Estella Weiss-Krejci Editor

Estella Weiss-Krejci is an archaeologist and social anthropologist. She received a PhD and a venia docendi from the University of Vienna. Her research interests include ancient Maya water management and mortuary behavior, and dead-body politics in prehistoric, medieval, and post-medieval Europe. She has been a recipient of grants awarded by the Austrian Science Fund, the Portuguese Science and Technology Fund, and the Fulbright Commission. Her research results have been published in peer reviewed international journals and edited books. From 2016 to 2019 she was the Austrian PI of the HERA / EU Horizon 2020 DEEPDEAD project (Deploying the Dead: Artefacts and Human Bodies in Socio-Cultural Transformations). 

Sebastian Becker gained a first-class undergraduate degree in Archaeology & Anthropology from the University of Cambridge. As part of an EU-funded research project, he completed a successful PhD, also at the University of Cambridge, focusing on later prehistoric art in Central Europe. His research took him to France and, more recently, Austria, where he has been researching the uses and re-use of (pre-)historic bodies as part of the HERA / EU Horizon 2020 DEEPDEAD project (2016–2019). He currently lives in Berlin.

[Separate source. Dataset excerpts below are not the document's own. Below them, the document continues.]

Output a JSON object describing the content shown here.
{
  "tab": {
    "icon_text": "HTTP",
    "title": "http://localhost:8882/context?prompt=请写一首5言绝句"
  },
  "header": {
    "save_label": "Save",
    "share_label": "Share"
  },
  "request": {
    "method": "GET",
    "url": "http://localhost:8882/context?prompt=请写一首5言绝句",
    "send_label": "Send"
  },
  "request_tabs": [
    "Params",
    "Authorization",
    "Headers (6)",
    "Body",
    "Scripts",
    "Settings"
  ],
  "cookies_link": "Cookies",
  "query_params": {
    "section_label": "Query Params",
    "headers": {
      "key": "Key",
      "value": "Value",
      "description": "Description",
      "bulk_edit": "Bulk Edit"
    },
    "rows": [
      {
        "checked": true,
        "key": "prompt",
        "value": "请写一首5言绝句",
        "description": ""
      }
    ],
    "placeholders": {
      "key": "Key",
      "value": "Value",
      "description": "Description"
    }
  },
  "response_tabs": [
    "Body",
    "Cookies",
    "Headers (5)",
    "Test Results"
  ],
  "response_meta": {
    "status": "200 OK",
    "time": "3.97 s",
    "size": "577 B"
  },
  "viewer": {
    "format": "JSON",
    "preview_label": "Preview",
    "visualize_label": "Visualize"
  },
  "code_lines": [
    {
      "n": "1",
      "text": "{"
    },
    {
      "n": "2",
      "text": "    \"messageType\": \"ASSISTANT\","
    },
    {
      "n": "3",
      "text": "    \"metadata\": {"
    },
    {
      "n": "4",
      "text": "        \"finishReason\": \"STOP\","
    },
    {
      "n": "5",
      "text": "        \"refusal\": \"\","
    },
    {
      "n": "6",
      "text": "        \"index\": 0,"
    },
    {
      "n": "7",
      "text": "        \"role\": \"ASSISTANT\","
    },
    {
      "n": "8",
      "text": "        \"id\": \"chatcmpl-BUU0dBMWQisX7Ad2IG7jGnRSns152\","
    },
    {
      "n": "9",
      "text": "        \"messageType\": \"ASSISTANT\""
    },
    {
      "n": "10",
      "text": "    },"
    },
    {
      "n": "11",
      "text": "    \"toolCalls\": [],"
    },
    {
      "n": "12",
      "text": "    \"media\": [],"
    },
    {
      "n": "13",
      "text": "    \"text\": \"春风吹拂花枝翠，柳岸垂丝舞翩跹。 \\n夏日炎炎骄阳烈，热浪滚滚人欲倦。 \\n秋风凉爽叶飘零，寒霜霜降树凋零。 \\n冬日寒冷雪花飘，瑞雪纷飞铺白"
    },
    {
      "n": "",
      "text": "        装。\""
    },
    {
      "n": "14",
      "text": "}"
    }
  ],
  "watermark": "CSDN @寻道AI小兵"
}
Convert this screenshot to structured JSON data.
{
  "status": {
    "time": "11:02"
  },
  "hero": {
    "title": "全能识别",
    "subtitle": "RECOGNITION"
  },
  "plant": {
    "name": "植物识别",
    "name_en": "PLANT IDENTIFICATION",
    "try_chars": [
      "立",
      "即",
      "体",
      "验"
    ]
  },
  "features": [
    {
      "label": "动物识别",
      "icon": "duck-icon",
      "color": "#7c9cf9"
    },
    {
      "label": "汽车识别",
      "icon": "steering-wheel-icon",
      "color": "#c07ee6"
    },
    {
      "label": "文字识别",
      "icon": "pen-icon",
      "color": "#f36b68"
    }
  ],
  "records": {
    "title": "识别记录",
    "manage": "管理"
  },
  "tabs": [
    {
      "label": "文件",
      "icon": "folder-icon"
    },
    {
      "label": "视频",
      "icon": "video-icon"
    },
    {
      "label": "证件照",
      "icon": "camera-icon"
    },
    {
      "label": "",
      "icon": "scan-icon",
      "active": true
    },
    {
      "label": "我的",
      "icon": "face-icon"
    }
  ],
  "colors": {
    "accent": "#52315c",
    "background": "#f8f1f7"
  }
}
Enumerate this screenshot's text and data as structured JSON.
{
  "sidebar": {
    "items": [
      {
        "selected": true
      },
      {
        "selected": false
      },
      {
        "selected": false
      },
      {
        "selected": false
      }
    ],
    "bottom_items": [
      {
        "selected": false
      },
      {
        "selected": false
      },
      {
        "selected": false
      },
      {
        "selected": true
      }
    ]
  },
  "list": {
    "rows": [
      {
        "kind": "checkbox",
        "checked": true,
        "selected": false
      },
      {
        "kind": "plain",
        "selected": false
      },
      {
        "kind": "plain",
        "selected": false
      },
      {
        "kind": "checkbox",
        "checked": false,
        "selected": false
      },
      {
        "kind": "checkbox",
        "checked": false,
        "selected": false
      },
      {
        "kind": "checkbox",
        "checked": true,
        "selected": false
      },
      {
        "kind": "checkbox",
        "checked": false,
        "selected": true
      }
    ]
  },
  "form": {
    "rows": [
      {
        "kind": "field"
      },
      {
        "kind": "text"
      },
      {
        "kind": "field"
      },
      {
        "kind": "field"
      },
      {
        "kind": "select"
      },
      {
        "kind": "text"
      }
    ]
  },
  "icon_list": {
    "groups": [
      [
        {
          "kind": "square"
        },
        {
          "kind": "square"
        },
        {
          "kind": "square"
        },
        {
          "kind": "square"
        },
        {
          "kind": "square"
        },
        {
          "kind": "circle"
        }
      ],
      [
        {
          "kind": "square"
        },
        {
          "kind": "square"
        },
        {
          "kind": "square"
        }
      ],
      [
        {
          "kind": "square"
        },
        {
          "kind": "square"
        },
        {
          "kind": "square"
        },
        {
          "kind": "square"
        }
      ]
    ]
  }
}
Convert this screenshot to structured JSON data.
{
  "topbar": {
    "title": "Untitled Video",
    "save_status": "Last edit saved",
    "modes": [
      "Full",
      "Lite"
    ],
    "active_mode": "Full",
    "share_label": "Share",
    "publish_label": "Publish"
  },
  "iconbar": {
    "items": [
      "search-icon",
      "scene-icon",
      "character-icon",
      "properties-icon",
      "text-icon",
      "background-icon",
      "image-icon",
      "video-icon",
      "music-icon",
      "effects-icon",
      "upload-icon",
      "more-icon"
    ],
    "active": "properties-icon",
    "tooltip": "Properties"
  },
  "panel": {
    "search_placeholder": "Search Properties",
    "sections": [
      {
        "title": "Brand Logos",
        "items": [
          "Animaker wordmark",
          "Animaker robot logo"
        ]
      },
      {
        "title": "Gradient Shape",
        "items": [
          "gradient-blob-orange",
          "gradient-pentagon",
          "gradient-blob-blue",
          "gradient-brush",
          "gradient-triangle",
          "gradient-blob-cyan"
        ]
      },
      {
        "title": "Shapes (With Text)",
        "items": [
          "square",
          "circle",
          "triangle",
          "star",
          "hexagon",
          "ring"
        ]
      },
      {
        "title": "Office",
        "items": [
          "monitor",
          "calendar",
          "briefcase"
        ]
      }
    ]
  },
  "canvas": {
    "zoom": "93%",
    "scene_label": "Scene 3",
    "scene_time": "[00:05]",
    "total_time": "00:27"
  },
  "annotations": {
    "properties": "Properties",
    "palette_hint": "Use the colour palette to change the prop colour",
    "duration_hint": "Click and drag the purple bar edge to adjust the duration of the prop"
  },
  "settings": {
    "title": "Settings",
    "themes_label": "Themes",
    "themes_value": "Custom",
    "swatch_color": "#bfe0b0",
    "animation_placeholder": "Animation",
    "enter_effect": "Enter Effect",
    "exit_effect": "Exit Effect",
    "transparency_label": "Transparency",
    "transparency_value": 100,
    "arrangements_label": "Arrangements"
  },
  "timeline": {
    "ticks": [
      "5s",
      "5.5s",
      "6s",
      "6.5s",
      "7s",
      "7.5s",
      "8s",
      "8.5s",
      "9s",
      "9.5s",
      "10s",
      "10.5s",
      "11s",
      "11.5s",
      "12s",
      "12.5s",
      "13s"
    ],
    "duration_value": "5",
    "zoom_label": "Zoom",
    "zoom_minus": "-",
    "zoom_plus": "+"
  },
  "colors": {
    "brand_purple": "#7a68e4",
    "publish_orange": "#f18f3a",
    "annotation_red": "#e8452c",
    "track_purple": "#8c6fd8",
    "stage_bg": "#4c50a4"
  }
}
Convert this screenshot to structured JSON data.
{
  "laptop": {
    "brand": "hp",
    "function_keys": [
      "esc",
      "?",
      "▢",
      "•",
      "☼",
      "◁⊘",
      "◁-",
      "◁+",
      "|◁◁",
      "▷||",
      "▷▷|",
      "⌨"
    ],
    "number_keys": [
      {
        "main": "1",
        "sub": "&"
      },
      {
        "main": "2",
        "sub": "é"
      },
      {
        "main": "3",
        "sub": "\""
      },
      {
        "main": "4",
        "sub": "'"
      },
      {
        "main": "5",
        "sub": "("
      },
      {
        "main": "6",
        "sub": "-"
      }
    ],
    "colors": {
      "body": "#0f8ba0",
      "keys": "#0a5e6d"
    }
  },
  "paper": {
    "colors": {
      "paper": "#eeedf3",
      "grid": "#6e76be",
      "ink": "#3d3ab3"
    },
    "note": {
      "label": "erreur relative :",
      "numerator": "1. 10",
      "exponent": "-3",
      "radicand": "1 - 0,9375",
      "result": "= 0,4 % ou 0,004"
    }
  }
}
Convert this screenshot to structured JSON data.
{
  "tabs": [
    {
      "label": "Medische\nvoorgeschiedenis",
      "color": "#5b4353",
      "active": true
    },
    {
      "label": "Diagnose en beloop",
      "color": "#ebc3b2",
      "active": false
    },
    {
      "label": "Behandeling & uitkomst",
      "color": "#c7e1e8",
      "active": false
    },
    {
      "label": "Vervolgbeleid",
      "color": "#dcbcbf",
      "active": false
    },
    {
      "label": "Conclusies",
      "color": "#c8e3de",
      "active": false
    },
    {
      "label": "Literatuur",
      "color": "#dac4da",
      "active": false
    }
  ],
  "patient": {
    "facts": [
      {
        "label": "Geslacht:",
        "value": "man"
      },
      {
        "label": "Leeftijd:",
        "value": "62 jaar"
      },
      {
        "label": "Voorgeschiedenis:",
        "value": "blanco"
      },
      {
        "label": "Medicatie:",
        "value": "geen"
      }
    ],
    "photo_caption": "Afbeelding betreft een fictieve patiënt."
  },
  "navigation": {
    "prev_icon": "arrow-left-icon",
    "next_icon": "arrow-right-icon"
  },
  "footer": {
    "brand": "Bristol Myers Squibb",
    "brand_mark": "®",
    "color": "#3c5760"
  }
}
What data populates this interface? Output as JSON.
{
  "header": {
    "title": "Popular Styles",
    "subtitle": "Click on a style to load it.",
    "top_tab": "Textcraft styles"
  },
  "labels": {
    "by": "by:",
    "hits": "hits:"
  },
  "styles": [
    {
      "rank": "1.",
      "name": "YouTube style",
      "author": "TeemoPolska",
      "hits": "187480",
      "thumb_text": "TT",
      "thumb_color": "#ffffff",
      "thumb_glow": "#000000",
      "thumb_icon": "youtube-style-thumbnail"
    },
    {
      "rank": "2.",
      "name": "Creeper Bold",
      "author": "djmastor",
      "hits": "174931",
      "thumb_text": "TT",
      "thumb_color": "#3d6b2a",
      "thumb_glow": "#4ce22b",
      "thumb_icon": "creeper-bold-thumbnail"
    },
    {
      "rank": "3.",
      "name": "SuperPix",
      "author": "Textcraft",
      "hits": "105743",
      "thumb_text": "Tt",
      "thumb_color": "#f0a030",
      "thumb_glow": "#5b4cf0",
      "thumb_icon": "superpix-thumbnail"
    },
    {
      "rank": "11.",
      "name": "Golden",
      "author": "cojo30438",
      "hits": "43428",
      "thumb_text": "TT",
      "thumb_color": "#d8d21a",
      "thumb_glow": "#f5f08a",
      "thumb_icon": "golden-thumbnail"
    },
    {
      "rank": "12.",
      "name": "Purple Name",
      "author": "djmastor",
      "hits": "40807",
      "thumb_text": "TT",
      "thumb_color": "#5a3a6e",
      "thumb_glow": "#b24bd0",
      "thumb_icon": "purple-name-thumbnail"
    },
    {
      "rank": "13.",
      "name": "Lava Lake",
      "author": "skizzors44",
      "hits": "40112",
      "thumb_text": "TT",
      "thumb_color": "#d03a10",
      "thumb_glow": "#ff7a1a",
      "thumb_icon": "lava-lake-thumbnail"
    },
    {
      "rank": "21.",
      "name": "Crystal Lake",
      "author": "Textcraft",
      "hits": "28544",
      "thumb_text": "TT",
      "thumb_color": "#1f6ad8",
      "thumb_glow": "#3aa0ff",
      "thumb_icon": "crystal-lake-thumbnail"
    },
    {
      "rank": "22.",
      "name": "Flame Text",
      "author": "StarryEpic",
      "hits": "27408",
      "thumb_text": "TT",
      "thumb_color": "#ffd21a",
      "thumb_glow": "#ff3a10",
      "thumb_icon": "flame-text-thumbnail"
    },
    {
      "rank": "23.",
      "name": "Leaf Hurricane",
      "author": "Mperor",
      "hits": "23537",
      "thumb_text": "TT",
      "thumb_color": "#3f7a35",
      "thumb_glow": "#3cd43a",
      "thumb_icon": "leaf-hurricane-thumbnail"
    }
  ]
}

Philip Schwyzer is Professor of Renaissance Literature at the University of Exeter. He received his BA and PhD from the University of California, Berkeley. Interested in links between literature and archaeology, he has led interdisciplinary projects including ‘Speaking with the Dead’ (2011–2014), ‘The Past in its Place’ (2012–2016), and the HERA / EU Horizon 2020 DEEPDEAD project (2016–2019). His books include ‘Shakespeare and the Remains of Richard III’ (2013), and ‘Archaeologies of English Renaissance Literature’ (2007).